Just as the House evolves over a period of time, so can individual Members of Congress. A fascinating phenomenon to study is how much a long-serving Member has developed, if at all, and the House Deans provide ample material to examine. For example, Representative Jamie Whitten, Representative Dingell’s predecessor as the Dean of the House, is an example of the striking change that can occur over a long career. In his early days, he signed the Southern Manifesto, a statement disapproving the Brown v. Board of Education decision, and he also ran his 1962 campaign against a pro-civil rights Democrat saying his opponent was a “traitor” to the “Mississippi way of life”. But, at the end of his career, he voted for the 1991 reauthorization of the Civil Rights Act. Likewise, he initially opposed many public assistance programs, such as Medicare and food stamps, but eventually came around to support them in subsequent decades. According to the Baltimore Sun, he was persuaded to support liberal legislation after his friend Speaker Tip O’Neill guaranteed that he would be the Appropriations Committee Chairman when liberal Members were looking to prevent him from taking control of the panel in 1978.

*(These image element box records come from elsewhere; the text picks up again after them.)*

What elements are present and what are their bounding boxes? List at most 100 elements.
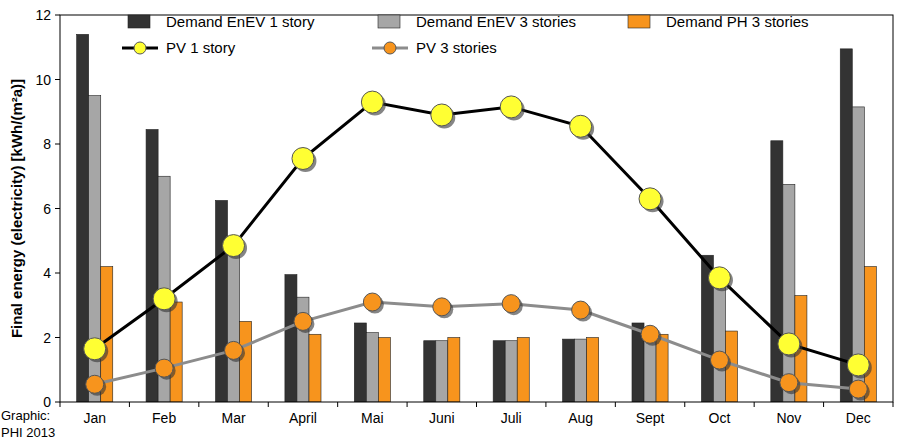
- bar: [783, 184, 795, 402]
- x-tick: [476, 402, 477, 407]
- x-tick-label: Mai: [361, 410, 384, 426]
- plot-frame: [60, 15, 893, 402]
- x-tick: [615, 402, 616, 407]
- marker: [155, 359, 173, 377]
- y-tick-label: 2: [43, 330, 51, 346]
- x-tick: [129, 402, 130, 407]
- x-tick: [823, 402, 824, 407]
- bar: [656, 334, 668, 402]
- y-tick-label: 8: [43, 136, 51, 152]
- marker: [849, 380, 867, 398]
- bar: [170, 302, 182, 402]
- bar: [215, 200, 227, 402]
- bar: [309, 334, 321, 402]
- annotation: Graphic:: [1, 408, 50, 423]
- marker: [223, 235, 245, 257]
- legend-swatch: [378, 15, 400, 28]
- y-tick: [55, 79, 60, 80]
- bar: [424, 341, 436, 402]
- y-tick-label: 12: [35, 7, 51, 23]
- marker: [710, 351, 728, 369]
- marker: [572, 301, 590, 319]
- y-tick: [55, 402, 60, 403]
- x-tick-label: Feb: [152, 410, 176, 426]
- y-tick: [55, 273, 60, 274]
- legend-label: Demand PH 3 stories: [666, 13, 809, 30]
- marker: [641, 325, 659, 343]
- legend: Demand EnEV 1 story Demand EnEV 3 stories…: [122, 13, 809, 56]
- bar: [771, 141, 783, 402]
- y-tick: [55, 144, 60, 145]
- bar: [146, 129, 158, 402]
- marker: [361, 91, 383, 113]
- legend-marker: [384, 42, 396, 54]
- legend-label: Demand EnEV 3 stories: [416, 13, 576, 30]
- x-tick: [407, 402, 408, 407]
- marker: [431, 104, 453, 126]
- marker: [780, 374, 798, 392]
- bar: [864, 267, 876, 402]
- marker: [84, 338, 106, 360]
- marker: [86, 375, 104, 393]
- legend-swatch: [128, 15, 150, 28]
- x-tick-label: Jan: [83, 410, 106, 426]
- marker: [294, 312, 312, 330]
- x-tick: [60, 402, 61, 407]
- marker: [502, 295, 520, 313]
- bar: [517, 338, 529, 403]
- annotation: PHI 2013: [1, 425, 55, 440]
- marker: [570, 115, 592, 137]
- y-tick: [55, 15, 60, 16]
- x-tick-label: Mar: [221, 410, 245, 426]
- bar: [436, 341, 448, 402]
- bar: [575, 339, 587, 402]
- x-tick: [754, 402, 755, 407]
- x-tick: [198, 402, 199, 407]
- y-tick-label: 10: [35, 72, 51, 88]
- bar: [840, 49, 852, 402]
- bar: [240, 321, 252, 402]
- bar: [563, 339, 575, 402]
- bar: [378, 338, 390, 403]
- bar: [493, 341, 505, 402]
- y-tick: [55, 337, 60, 338]
- y-tick-label: 4: [43, 265, 51, 281]
- marker: [708, 267, 730, 289]
- bar: [285, 275, 297, 402]
- x-tick-label: Aug: [568, 410, 593, 426]
- y-tick: [55, 208, 60, 209]
- marker: [500, 96, 522, 118]
- y-axis-label: Final energy (electricity) [kWh/(m²a)]: [8, 79, 25, 338]
- legend-label: PV 3 stories: [416, 39, 497, 56]
- marker: [153, 288, 175, 310]
- x-tick: [268, 402, 269, 407]
- bar: [713, 279, 725, 402]
- x-tick-label: Sept: [636, 410, 665, 426]
- marker: [363, 293, 381, 311]
- marker: [778, 333, 800, 355]
- plot-area: [60, 15, 893, 402]
- x-tick-label: April: [289, 410, 317, 426]
- x-tick-label: Oct: [709, 410, 731, 426]
- x-tick: [893, 402, 894, 407]
- marker: [225, 341, 243, 359]
- x-tick: [545, 402, 546, 407]
- bar: [354, 323, 366, 402]
- marks: [77, 34, 877, 402]
- x-tick-label: Juni: [429, 410, 455, 426]
- legend-marker: [134, 42, 146, 54]
- chart: 024681012Final energy (electricity) [kWh…: [0, 0, 900, 446]
- marker: [639, 188, 661, 210]
- bar: [505, 341, 517, 402]
- bar: [448, 338, 460, 403]
- legend-label: Demand EnEV 1 story: [166, 13, 315, 30]
- x-tick: [337, 402, 338, 407]
- x-tick-label: Juli: [501, 410, 522, 426]
- bar: [228, 249, 240, 402]
- line: [95, 102, 859, 365]
- marker: [847, 354, 869, 376]
- bar: [587, 338, 599, 403]
- x-tick-label: Dec: [846, 410, 871, 426]
- marker: [292, 148, 314, 170]
- line: [95, 302, 859, 389]
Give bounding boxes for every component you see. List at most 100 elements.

Representative Whitten’s and Representative Dingell’s careers and politics are in many ways emblematic of the Democratic Party of the 20th century. The presumptive next Dean of the House, Representative John Conyers continues this tradition. As with other Deans mentioned, he has served as a Chairman (for both the Oversight and Government Reform Committee and for the Judiciary Committee). He also typifies many of the changes that have marked Congress over the past few decades. The Dean and founding member of the Congressional Black Caucus, Conyers will be the first African-American Dean of the House. So, even though the Deanship is purely ceremonial and honorific office, Representative Conyers’ accession to it will be quite meaningful. Just like the Deanships of so many of the men that have gone before him.
Work Consulted
Remini, Robert. The House: The History of the House of Representatives. New York: HaperCollins-Smithsonian, 2006.